Reza, sold his business two years ago for £3 million and invested half the proceeds to geneate a retirement income. Unfortunately, his health has recently deteriorated, and he is a widower. Reza's main concern is leaving the proceeds from his investments to his three daughters without burdening them with a significant Inheritance tax bill. Traditional estate planning methods like gifts and trusts may not be suitable due to the 7 year waiting period before becoming free from Inheritance Tax, considering Reza's poor health. 
 
Reza's adviser explains that if Reza still owned his company, his shares would have likely qualified for Business Relief. This relief would have allowed him to leave his shares to his daughters, without incurring Inheritance Tax. However, since Reza received the cash from selling the business, the size of his estate makes it subject to Inheritance Tax. 
 
In summary, Reza's goal is to find a solution that minimises the IHT burden on his daughters while considering his poor health and the nature of his assets. 
 
 
A tax planning solution
 
The adviser carefully evaluates Reza's needs, objectives, risk appetite, and his capacity for loss. Based on this assessment, the adviser determines that Reza is suitable for an investment that qualifies for Business Relief (BR). The adviser suggests Reza considers investing a proportion of the cash proceeds from selling his business, into a qualifying Business Relief investment. 
 
Typically it takes two years for new investments in BR qualifying shares to become exempt from IHT. However, the adviser has some good news for Reza. He explains that there is a 3 year window during which Reza can reinvest some or all of the proceeds from selling a BR qualifying business into BR qualifying shares. By doing so, the new investment should immedialtely be exempt from Inheritance tax. 
 
On the assumption Reza invested £1M of has cash via this route, his daughters would potentially receive an additional £400,000 of his cash. 
 
So in summary  
 
BR qualifying investments can provide immediate IHT savings and can be particularly beneficial where time is short. 

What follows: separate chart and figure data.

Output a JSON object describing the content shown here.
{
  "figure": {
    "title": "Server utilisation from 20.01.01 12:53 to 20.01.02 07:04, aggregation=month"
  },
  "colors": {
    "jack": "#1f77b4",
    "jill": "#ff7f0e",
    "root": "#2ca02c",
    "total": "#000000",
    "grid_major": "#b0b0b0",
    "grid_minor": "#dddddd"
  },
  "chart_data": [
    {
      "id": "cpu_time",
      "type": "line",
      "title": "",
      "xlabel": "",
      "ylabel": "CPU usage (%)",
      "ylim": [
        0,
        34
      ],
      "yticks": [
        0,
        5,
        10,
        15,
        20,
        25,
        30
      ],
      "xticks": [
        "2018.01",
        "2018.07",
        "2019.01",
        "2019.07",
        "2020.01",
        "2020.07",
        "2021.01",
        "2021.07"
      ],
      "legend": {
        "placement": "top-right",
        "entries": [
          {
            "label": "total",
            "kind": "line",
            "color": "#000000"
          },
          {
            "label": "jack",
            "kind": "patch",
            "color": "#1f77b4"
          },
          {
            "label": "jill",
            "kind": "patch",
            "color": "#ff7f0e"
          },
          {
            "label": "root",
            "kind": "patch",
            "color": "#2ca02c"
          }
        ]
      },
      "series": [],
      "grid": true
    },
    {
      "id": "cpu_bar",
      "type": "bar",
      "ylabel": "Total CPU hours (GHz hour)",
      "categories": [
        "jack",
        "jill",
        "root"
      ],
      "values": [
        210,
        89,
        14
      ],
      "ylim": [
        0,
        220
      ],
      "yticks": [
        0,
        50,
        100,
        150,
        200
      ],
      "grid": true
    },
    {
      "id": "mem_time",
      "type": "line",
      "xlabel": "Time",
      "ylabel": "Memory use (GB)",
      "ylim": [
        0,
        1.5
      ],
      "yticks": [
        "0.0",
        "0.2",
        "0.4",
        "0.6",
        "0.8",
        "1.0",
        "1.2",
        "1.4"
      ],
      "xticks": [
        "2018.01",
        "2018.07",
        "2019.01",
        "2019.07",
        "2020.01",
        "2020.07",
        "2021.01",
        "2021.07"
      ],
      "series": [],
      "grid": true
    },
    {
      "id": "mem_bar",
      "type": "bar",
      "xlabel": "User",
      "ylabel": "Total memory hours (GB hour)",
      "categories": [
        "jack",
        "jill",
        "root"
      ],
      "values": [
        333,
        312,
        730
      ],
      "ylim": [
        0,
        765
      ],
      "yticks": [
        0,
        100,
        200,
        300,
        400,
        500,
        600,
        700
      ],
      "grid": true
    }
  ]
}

These investments remain in Reza's name, enabling him access to them if required. 
The advisers suggestion avoids trusts and any Potentially Exempt Transfer rules. 
There are a variety of Investments in the marketplace, talking to an Independent adviser will identify the most suitable for you. 
Investments can offer a variety of underlying assets, not necessarily stockmarket based. 
The adviser can blend a variety of alternative investments together to achieve a spread of volatility and assets. 
BR investment are not suitable for everybody and like all investments they can rise and fall in value. Independent advice should be sought prior to undertaking any investment of this nature.